Picadillo
I love how unique this dish is thanks to the raisins, olives, and balsamic vinegar. They take what’s otherwise a ground meat sauce and elevate it into something special — that’s still super easy to put together on a weeknight.
It also keeps well in the fridge to prep ahead for a post-soccer meal (I see you 8pm dinners) and freezes beautifully too.

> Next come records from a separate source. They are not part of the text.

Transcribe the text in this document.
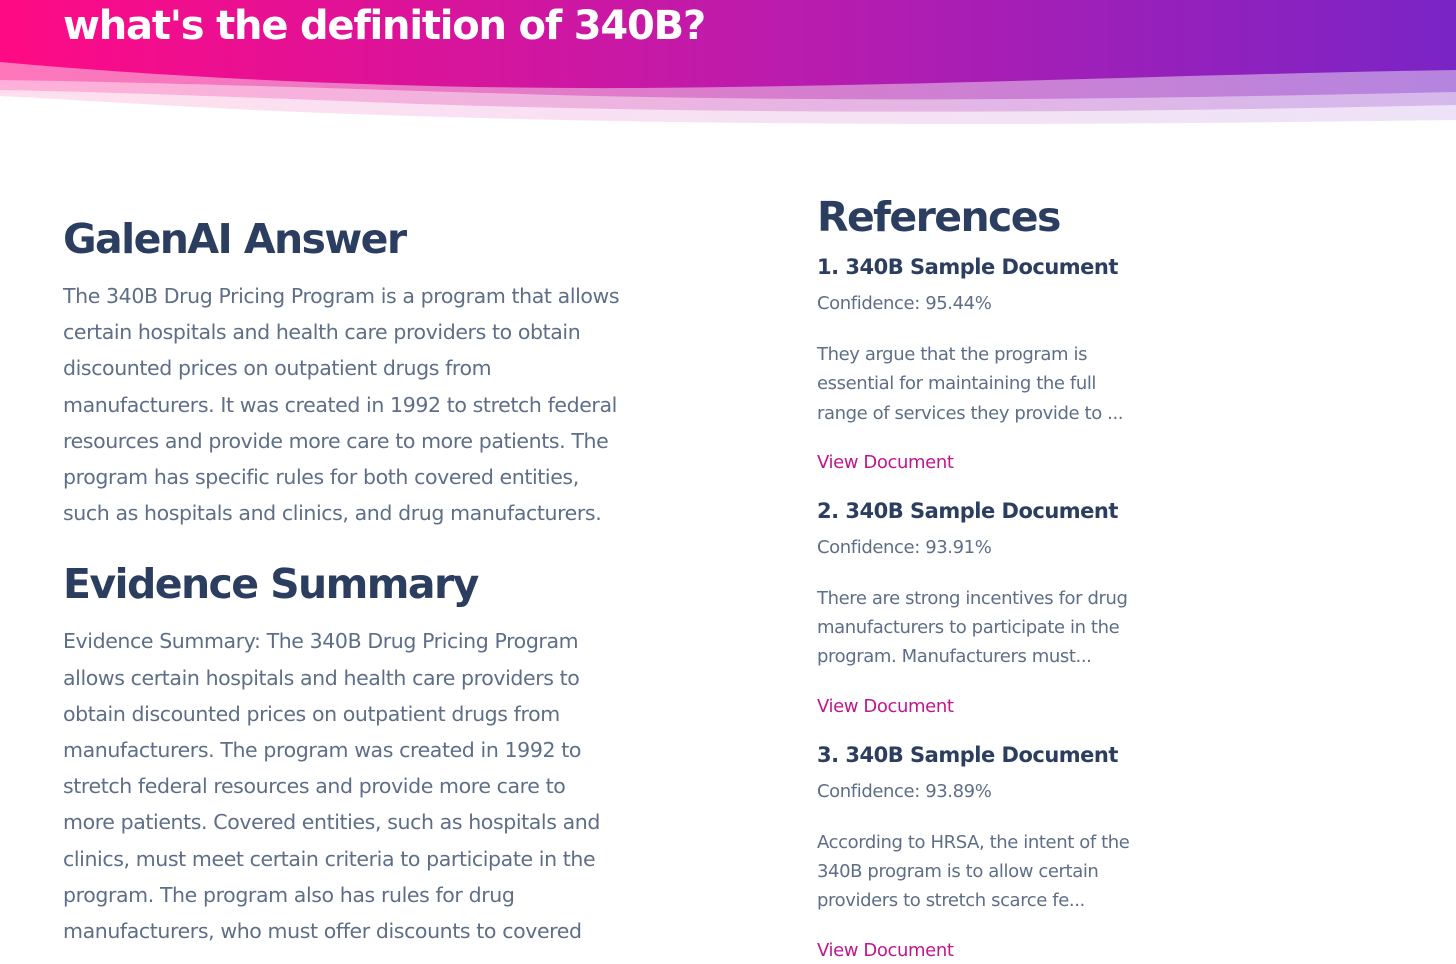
what's the definition of 340B?
GalenAI Answer

The 340B Drug Pricing Program is a program that allows
certain hospitals and health care providers to obtain
discounted prices on outpatient drugs from
manufacturers. It was created in 1992 to stretch federal
resources and provide more care to more patients. The
program has specific rules for both covered entities,
such as hospitals and clinics, and drug manufacturers.

Evidence Summary

Evidence Summary: The 340B Drug Pricing Program
allows certain hospitals and health care providers to
obtain discounted prices on outpatient drugs from
manufacturers. The program was created in 1992 to
stretch federal resources and provide more care to
more patients. Covered entities, such as hospitals and
clinics, must meet certain criteria to participate in the
program. The program also has rules for drug
manufacturers, who must offer discounts to covered

References
1. 340B Sample Document
Confidence: 95.44%
They argue that the program is
essential for maintaining the full
range of services they provide to ...
View Document
2. 340B Sample Document
Confidence: 93.91%
There are strong incentives for drug
manufacturers to participate in the
program. Manufacturers must...
View Document
3. 340B Sample Document
Confidence: 93.89%
According to HRSA, the intent of the
340B program is to allow certain
providers to stretch scarce fe...
View Document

You could probably also cook this in a slow cooker on low for an even easier meal.
Picadillo
Serves 4, easily doubled
Prep time: 20 minutes
Cook time: 25 minutes
Ingredients:
2 Tbs. extra virgin olive oil
1 small yellow onion, finely chopped
1/2 red bell pepper, finely chopped (optional)
2 garlic cloves, minced
1 pound lean ground beef, bison, or lamb
1/2 tsp. fine sea salt, to taste
1 tsp. ground cumin
1/2 tsp. smoked paprika
1/2 tsp. dried oregano
6-6 grinds black pepper
1 (15-ounce) can crushed or diced fire-roasted tomatoes, no salt added
2 Tbs. tomato paste
1/4 cup dark or golden raisins
1/3 cup Castelvetrano olives, halved
Good quality balsamic vinegar, to taste
Small handful cilantro or parsley, leaves only, chopped for garnishServing Options —
Roasted potatoes or cauliflower
White or cauliflower rice
Side salad
Directions:
In a wide skillet over high heat, heat the oil until it shimmers. Add the onion and bell pepper, if using, and cook, stirring often, just until they begin to brown, about 3 minutes.
Lower the heat to medium, add garlic and ground beef. Using a wooden spoon or spatula, break the ground beef into bits so that it cooks evenly. Stir in the salt, cumin, paprika, oregano and black pepper.
Cook the beef until its fat has rendered and it’s brown with a few pink spots, 5 to 8 minutes. (Drain excess fat, if desired.)
Stir in the tomatoes and tomato paste. Bring to a simmer and cook over medium heat for another 5 minutes. (If the mixture starts to look dry, add a splash or two of water to loosen it.)
Stir in the raisins and olives, simmer until they’ve softened, 3 or 4 minutes. Taste and adjust seasonings as you like.
Add good splash or two of balsamic vinegar to taste.
Garnish with cilantro or parsley leaves and serve the picadillo hot with side of choice.